At the age of 36, I am ready for this tool of mind expansion. I can speak to youth and share the many other tools I have worked with for liberation and enlightenment. I can share dozens of accessible means of personal liberation with those who look to me for guidance and example. But I also want to speak for the plant medicines and for fungi. These relatives are here to help us come together as a humanity and to live in harmony with each other and all of life. They are our allies. Many say that they are speaking to us and asking us to work with them to heal Earth. I want to help “normalize” these medicines in a holistic manner for society. I have the privilege and the platform to be able to publicly speak about my relationship with these plants and mushrooms and share that they are our relatives.

I follow Earth Code. In Earth Code there is no such thing as an illegal plant. There is no government that controls the plants. Life can not be owned or patented. One plant can’t be demonized while another is praised. All life has a place and a purpose and is a gift. We humans are one species among millions and we are no more important, no more superior to any plant, fungi, bacteria, and any life force. 

These plant medicines follow Earth Code and I stand with them.

Love,

Robin

 

Here are a few resources:

Multidisciplinary Association for Psychedelic Studies (MAPS)

How to Change Your Mind by Michael Pollan

Paul Stamets on Psilocybin at Bioneers

National Organization for the Reform of Marijuana Laws (NORML)

 

Addendum, because I have written in such depth I would also like to make at least a brief mention of a few other plants.

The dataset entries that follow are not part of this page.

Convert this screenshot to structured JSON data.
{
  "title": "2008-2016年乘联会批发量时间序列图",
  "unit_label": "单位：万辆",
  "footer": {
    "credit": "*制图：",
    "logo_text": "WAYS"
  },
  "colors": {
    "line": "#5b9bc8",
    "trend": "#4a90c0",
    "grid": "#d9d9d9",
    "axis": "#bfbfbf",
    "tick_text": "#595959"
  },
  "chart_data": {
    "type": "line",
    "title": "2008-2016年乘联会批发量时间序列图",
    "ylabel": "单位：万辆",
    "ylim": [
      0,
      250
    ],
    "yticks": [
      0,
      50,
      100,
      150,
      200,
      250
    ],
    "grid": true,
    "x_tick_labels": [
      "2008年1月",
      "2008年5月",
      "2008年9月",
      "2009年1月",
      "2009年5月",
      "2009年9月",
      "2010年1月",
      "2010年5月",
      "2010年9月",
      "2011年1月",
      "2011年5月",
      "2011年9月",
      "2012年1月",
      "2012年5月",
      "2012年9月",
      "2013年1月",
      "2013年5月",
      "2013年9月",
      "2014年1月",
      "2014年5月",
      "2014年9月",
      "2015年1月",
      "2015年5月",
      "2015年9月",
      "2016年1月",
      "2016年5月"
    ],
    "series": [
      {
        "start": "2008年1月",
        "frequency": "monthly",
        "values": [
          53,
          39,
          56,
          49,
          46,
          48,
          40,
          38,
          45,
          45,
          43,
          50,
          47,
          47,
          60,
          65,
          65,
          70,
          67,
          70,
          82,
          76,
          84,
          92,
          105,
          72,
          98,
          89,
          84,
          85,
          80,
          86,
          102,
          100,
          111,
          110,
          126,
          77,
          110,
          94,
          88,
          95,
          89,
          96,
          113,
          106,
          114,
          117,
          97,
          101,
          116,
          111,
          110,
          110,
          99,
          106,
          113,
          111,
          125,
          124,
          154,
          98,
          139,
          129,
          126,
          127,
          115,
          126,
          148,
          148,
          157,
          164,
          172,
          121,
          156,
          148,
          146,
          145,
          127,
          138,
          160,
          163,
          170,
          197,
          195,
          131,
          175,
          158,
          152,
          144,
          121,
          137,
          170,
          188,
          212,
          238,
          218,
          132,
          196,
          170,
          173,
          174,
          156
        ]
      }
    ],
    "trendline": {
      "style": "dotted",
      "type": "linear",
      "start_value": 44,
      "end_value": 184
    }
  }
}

Coffee: Yes it is a plant, although most of us have very little relationship to the plant while it is alive, even though many of us drink it daily. I am not a coffee drinker. I drink herbal teas frequently, hundreds of times per year. If I drink coffee, it is usually a few ounces and just a couple times per year. I avoid caffeine for the most part and if I do drink caffeine it’s in the form of green tea, yaupon holly or yerba mate, but even those I tend to drink minimally as I find that caffeine contributes to anxiety and stress for me. I prefer to be calm and relaxed and herbal teas help me with this. 

Chocolate: I love cacao and chocolate. I have had at times a beautiful relationship with cacao and and at times an unhealthy relationship with chocolate. I work with cacao occasionally as a heart opener, but I also find that my heart races with cacao, so I drink it in moderation. I work with dark chocolate with minimal sugar as a medicine and avoid most of what is called chocolate on the market today which is full of processed ingredients and harmful to Earth, humans and life on Earth.

Tobacco: I have never worked with tobacco. Some of my friends smoke marijuana with tobacco and this does not call to me. I have an incredible amount of respect for tobacco and how it has been used by Indigenous cultures. I believe that the modern, industrial tobacco industry has caused an incredible amount of destruction and disease for humanity. Tobacco can be medicine or poison depending on how it is worked with.